Part of the Ute Wars

The Tintic War was a short series of skirmishes occurring in February through March 1856 in Uintah County and Tooele County, Utah
It occurred after the conclusion of the Walker War. It was named after a subchief of the Ute and involved several clashes between Mormon settlers and Native Americans previously residing in the Tintic and Cedar Valleys.

==Conflict==
Initially, the settlers and Indians got along well. However, the war started out as small skirmishes between the two communities, with the first battle occurring at Battle Creek.
The conflict began when Native Americans took settlers' cattle due to drought.

The local Indians' desperation occurred because they had been displaced from their land by the settlers. During the winter the Indians did not have the necessary resources to survive, and began to starve. The European Americans settled the area, and proceeded to establish mining communities. They depleted the land of timber, game, diverted the water, and most of the land's resources in general.
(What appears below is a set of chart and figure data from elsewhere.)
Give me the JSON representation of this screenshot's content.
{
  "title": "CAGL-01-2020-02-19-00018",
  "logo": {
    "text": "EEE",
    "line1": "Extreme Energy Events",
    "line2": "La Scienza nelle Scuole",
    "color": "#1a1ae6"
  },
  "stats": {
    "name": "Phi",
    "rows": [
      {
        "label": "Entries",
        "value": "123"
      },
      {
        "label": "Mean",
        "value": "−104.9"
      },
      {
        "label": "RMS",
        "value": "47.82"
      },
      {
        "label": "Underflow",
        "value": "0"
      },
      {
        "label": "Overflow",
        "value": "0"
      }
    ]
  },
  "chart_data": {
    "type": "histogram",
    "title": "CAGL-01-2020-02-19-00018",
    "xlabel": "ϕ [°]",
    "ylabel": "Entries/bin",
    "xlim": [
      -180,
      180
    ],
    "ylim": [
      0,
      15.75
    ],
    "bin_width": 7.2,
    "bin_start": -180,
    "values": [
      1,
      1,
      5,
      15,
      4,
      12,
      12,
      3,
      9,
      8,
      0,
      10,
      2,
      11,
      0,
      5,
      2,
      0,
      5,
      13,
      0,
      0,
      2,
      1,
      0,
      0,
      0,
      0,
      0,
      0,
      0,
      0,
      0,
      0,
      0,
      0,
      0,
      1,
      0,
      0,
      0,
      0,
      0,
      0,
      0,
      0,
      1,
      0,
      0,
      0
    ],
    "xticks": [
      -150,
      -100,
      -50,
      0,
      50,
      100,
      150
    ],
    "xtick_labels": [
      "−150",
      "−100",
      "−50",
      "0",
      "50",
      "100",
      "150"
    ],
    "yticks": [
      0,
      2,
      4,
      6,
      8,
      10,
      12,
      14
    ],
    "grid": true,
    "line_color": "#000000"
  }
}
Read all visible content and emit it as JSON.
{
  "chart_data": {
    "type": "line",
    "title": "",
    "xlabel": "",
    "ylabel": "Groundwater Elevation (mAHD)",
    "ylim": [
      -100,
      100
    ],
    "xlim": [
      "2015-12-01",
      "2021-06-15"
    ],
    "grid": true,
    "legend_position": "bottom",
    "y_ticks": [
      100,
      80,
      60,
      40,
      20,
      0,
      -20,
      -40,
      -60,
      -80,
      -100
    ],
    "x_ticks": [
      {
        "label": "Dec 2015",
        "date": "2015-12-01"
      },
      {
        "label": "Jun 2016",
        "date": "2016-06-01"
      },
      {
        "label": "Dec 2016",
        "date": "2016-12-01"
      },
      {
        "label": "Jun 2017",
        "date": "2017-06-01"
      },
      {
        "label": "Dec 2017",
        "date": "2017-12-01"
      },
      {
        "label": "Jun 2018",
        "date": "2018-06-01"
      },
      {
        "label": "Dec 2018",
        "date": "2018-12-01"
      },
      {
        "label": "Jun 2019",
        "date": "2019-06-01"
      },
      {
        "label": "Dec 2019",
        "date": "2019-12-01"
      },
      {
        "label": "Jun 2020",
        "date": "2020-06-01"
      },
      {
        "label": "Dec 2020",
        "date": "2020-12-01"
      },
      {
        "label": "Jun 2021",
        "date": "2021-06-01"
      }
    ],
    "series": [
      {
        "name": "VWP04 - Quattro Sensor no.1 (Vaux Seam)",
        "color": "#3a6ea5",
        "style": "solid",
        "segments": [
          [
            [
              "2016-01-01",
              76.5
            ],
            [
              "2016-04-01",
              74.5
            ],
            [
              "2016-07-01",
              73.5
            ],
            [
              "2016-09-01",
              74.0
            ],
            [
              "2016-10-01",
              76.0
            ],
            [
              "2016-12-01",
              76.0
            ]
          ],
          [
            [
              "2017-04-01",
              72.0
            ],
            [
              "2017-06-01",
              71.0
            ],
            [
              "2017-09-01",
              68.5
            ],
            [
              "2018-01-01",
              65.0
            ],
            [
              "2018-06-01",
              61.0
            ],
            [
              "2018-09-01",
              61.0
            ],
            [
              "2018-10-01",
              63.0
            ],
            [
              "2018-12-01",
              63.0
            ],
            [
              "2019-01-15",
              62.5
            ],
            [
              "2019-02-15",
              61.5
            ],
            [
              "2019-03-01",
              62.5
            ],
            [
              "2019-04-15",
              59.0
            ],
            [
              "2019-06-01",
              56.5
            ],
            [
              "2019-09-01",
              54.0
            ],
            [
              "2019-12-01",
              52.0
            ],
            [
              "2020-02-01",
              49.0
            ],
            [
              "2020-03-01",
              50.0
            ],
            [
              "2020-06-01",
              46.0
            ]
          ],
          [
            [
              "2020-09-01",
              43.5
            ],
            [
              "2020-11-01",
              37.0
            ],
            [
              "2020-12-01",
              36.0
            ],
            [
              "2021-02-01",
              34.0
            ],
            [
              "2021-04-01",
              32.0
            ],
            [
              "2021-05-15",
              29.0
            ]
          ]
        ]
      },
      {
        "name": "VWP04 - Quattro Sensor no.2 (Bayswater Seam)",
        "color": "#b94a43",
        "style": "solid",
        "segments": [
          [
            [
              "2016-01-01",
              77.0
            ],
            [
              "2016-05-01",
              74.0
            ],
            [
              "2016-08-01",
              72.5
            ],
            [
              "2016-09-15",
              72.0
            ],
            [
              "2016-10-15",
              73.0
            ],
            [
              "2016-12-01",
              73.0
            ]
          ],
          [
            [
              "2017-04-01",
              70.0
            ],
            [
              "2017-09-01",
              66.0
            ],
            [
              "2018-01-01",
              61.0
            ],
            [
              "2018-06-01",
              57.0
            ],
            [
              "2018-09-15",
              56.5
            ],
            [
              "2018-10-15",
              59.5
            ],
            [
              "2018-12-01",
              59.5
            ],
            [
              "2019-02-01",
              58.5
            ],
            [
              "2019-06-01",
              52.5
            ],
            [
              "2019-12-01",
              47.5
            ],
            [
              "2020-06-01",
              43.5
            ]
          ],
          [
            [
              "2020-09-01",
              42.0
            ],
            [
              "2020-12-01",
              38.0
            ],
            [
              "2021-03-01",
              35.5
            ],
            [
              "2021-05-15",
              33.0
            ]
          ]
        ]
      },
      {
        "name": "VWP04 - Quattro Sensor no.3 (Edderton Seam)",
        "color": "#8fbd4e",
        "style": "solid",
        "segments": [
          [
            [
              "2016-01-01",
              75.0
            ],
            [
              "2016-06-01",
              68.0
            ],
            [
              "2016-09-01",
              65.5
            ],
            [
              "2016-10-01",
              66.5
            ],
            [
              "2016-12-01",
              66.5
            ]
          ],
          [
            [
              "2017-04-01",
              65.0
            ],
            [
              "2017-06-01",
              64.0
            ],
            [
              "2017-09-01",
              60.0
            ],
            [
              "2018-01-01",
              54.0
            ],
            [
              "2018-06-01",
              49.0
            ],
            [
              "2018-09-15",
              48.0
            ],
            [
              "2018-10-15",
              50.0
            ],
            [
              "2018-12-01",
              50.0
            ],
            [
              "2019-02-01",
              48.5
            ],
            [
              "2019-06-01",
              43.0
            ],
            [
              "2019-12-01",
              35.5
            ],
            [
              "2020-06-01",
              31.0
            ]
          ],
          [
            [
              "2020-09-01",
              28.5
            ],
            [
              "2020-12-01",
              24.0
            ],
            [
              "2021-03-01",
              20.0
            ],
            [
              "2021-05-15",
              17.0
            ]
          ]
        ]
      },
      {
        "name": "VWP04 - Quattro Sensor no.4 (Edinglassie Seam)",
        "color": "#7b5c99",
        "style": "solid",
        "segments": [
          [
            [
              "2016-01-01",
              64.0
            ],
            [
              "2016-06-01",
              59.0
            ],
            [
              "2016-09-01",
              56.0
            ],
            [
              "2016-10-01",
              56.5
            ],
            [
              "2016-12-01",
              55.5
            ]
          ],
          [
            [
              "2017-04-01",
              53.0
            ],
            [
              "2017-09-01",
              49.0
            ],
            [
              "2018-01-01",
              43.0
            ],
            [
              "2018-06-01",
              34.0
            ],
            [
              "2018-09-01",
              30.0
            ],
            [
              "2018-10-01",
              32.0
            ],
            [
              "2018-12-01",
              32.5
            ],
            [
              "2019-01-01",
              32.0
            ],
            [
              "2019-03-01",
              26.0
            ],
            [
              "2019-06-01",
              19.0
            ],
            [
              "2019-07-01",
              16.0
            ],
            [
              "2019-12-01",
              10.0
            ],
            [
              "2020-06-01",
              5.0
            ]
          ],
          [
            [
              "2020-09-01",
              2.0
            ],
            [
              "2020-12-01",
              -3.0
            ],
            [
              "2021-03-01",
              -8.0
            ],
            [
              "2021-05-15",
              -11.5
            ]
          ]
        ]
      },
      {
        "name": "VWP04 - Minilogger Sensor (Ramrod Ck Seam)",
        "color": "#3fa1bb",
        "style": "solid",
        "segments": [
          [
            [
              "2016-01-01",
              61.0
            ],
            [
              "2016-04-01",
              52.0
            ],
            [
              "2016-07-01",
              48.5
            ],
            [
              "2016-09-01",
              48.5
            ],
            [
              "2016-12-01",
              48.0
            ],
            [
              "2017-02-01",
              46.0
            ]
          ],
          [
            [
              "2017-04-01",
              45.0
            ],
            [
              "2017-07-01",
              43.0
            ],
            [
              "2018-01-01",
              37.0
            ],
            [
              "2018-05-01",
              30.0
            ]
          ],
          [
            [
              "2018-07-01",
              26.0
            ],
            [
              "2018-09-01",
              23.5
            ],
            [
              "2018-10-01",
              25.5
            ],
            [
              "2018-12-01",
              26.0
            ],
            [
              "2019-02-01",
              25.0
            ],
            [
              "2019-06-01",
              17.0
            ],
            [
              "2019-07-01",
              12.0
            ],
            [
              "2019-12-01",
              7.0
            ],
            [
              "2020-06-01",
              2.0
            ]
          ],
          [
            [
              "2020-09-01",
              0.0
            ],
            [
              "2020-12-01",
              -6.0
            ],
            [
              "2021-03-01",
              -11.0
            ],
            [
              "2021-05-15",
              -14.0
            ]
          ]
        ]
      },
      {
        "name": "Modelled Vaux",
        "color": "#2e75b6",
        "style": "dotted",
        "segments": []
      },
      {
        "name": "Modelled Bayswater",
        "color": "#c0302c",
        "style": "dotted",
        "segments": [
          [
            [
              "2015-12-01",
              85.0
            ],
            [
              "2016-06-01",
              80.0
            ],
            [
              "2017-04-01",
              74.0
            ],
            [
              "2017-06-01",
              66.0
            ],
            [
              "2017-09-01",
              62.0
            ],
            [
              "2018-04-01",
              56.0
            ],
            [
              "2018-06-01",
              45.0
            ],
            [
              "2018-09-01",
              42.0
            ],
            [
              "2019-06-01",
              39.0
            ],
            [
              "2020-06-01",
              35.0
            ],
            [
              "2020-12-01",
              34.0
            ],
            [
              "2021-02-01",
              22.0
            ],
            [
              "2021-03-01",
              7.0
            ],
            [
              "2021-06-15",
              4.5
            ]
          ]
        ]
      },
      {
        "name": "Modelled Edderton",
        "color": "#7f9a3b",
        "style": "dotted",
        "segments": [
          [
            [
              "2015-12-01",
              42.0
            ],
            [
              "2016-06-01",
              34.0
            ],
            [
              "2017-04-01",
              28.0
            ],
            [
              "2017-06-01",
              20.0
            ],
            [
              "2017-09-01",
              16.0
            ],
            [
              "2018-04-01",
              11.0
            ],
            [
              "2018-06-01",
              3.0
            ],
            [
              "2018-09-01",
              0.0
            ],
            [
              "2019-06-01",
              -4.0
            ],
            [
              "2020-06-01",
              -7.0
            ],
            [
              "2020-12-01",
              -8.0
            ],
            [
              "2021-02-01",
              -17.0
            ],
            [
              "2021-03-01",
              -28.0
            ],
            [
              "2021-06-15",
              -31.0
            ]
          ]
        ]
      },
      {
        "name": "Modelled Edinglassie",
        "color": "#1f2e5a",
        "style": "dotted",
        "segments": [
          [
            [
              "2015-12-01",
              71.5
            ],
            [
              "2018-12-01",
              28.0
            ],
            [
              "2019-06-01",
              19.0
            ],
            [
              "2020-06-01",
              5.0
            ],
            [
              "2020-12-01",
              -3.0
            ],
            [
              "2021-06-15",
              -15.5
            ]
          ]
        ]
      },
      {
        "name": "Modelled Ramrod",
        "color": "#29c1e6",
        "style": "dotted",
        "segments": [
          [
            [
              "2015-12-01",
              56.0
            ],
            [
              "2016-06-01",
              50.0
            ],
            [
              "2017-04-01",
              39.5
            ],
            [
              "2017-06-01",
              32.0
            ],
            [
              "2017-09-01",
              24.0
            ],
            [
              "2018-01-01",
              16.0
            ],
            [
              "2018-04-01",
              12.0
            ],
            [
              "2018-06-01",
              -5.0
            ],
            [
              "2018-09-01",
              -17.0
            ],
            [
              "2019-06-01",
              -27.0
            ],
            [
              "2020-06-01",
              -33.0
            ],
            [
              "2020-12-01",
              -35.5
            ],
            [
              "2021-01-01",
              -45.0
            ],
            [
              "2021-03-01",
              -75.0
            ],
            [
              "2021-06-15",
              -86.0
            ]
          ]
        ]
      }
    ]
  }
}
The settlers established successful livestock and agriculture endeavors on the land. The Indians were forced to steal from the settlers in order to survive. Brigham Young was among the settlers, and he recounts the early troubles by stating, "They came pretty nigh starving to death last winter; and they now see, if they are driven from these valleys in winter, they must perish".

== Outcome ==
The war concluded with the federal government intervening by taking the Utes from their land to the Uintah and Ouray Indian Reservation. This occurred in the late 1860s and in the Uinta Basin. However, the issues did not resolve quickly. The government never legally bought the Ute lands, causing issues that persisted after World War II, when the Indian Claims Commission demanded money for their confiscated lands.